As for Halloween night, the moon, if visible at all will be just a thin sliver, adding to the mystery of the night.
To the Native Americans full moons were a way to keep track of the seasons and make appropriate preparations for survival. Besides, with falling leaves and the fattening of wild game, also preparing for winter, who could argue that this month’s moon signaled a good time to go hunting.

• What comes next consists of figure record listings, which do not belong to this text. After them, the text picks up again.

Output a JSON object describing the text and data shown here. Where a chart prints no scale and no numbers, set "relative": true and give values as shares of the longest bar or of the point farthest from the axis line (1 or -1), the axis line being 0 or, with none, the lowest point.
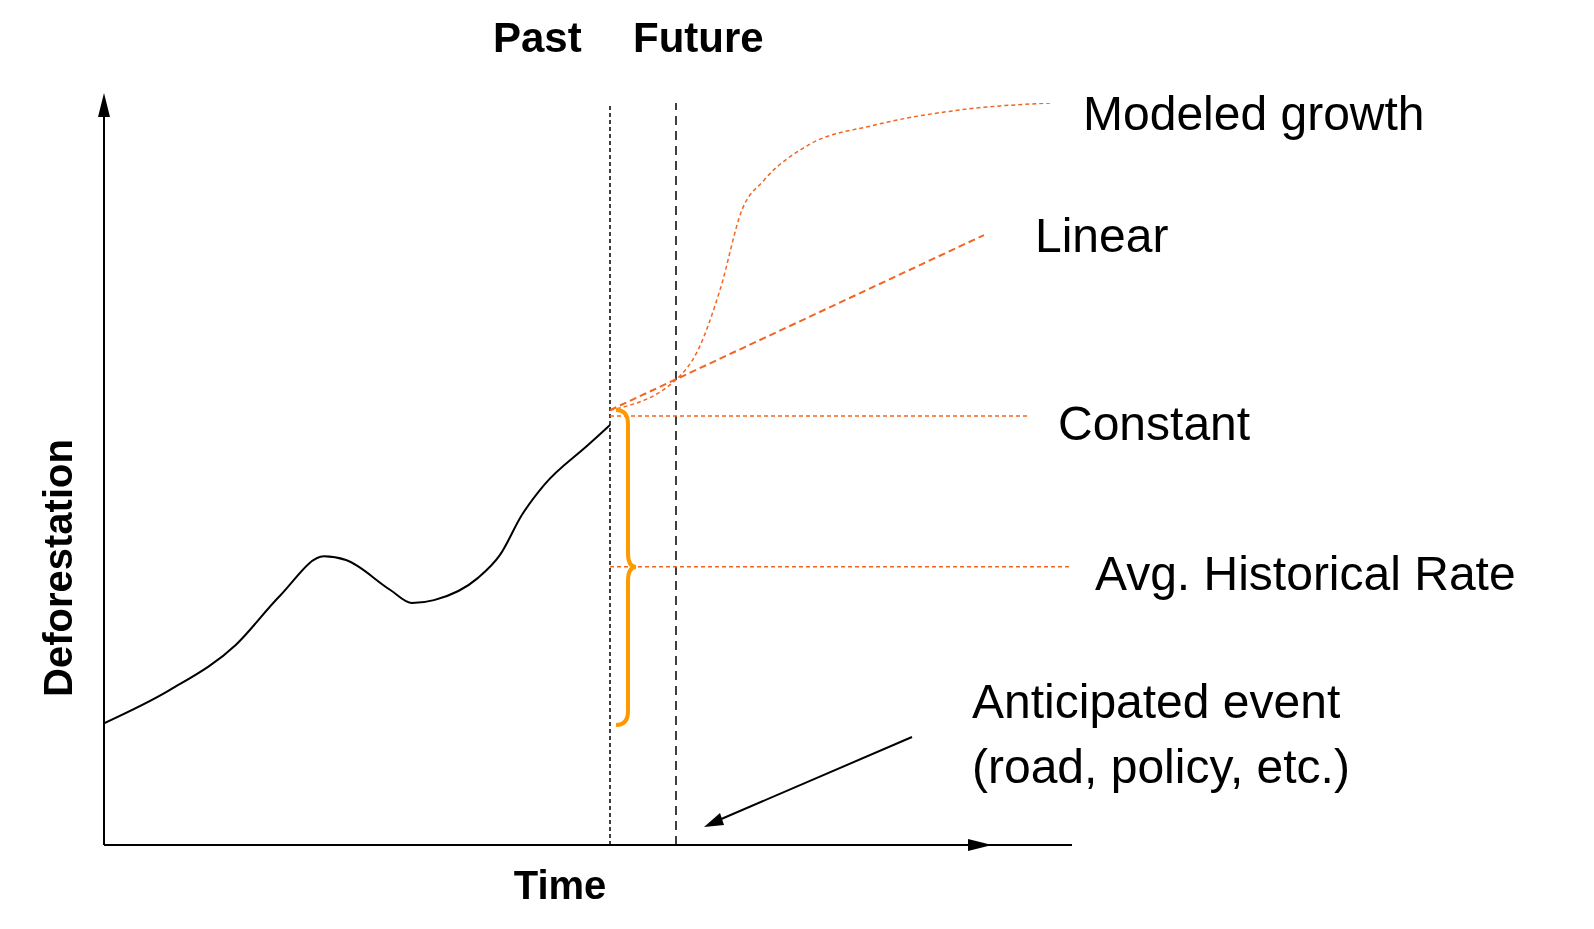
{
  "chart_data": {
    "type": "line",
    "relative": true,
    "xlabel": "Time",
    "ylabel": "Deforestation",
    "categories": [
      null,
      null,
      null,
      null,
      null,
      null,
      null,
      null,
      null,
      null,
      null,
      null,
      null,
      null,
      null,
      null,
      null,
      null,
      null,
      null,
      null,
      null,
      null,
      null,
      null,
      null,
      null,
      null,
      null,
      null,
      null,
      null,
      null,
      null,
      null,
      null,
      null,
      null,
      null,
      null,
      null,
      null,
      null,
      null,
      null
    ],
    "marker": "none",
    "series": [
      {
        "color": "#000000",
        "line_style": "solid",
        "values": [
          0.164,
          null,
          null,
          0.209,
          null,
          null,
          0.27,
          null,
          0.336,
          null,
          0.389,
          0.384,
          null,
          0.344,
          0.326,
          0.33,
          null,
          0.36,
          0.391,
          0.445,
          0.485,
          null,
          0.539,
          0.566,
          null,
          null,
          null,
          null,
          null,
          null,
          null,
          null,
          null,
          null,
          null,
          null,
          null,
          null,
          null,
          null,
          null,
          null,
          null,
          null,
          null
        ]
      },
      {
        "color": "#f26522",
        "line_style": "dotted",
        "values": [
          null,
          null,
          null,
          null,
          null,
          null,
          null,
          null,
          null,
          null,
          null,
          null,
          null,
          null,
          null,
          null,
          null,
          null,
          null,
          null,
          null,
          null,
          null,
          0.586,
          null,
          null,
          0.627,
          0.667,
          0.748,
          0.856,
          0.896,
          null,
          0.943,
          null,
          null,
          0.97,
          null,
          null,
          null,
          0.991,
          null,
          null,
          null,
          1.0,
          null
        ]
      },
      {
        "color": "#f26522",
        "line_style": "dashed",
        "values": [
          null,
          null,
          null,
          null,
          null,
          null,
          null,
          null,
          null,
          null,
          null,
          null,
          null,
          null,
          null,
          null,
          null,
          null,
          null,
          null,
          null,
          null,
          null,
          0.586,
          null,
          null,
          null,
          null,
          null,
          null,
          null,
          null,
          null,
          null,
          null,
          null,
          null,
          null,
          null,
          null,
          0.822,
          null,
          null,
          null,
          null
        ]
      },
      {
        "color": "#f26522",
        "line_style": "dotted",
        "values": [
          null,
          null,
          null,
          null,
          null,
          null,
          null,
          null,
          null,
          null,
          null,
          null,
          null,
          null,
          null,
          null,
          null,
          null,
          null,
          null,
          null,
          null,
          null,
          0.578,
          null,
          null,
          null,
          null,
          null,
          null,
          null,
          null,
          null,
          null,
          null,
          null,
          null,
          null,
          null,
          null,
          null,
          null,
          0.578,
          null,
          null
        ]
      },
      {
        "color": "#f26522",
        "line_style": "dotted",
        "values": [
          null,
          null,
          null,
          null,
          null,
          null,
          null,
          null,
          null,
          null,
          null,
          null,
          null,
          null,
          null,
          null,
          null,
          null,
          null,
          null,
          null,
          null,
          null,
          0.375,
          null,
          null,
          null,
          null,
          null,
          null,
          null,
          null,
          null,
          null,
          null,
          null,
          null,
          null,
          null,
          null,
          null,
          null,
          null,
          null,
          0.375
        ]
      }
    ],
    "annotations": [
      "Past",
      "Future",
      "Modeled growth",
      "Linear",
      "Constant",
      "Avg. Historical Rate",
      "Anticipated event (road, policy, etc.)"
    ]
  }
}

As the moon rises in the east at dusk (Friday, October 18) in the continental United States, the lunar disk will be partially covered over by the Earth’s faint penumbral shadow. But you’re very unlikely to notice any shading at all on the moon’s surface. Europe and Africa will be in a better position to see the subtle penumbral eclipse because the lunar eclipse takes place at late night (instead of evening or morning twilight). For the most of Asia, the moon will be in eclipse as its sets at sunrise tomorrow (Saturday, October 19). Be forewarned. The moon does not dip into the Earth’s dark umbral shadow during this eclipse, so – at best – the partial penumbral eclipse may be seen as a slight shading of the moon’s southern limb.
Some say it is unlucky to sleep in the light of the moonlight, but I disagree. I relish it. I imagine that I am drawing down her beauty and energy to store it and draw upon as needed.
The full moon is always a good time to pray, have ceremonies, and be reminded of the continuation of life. Enjoy my friends.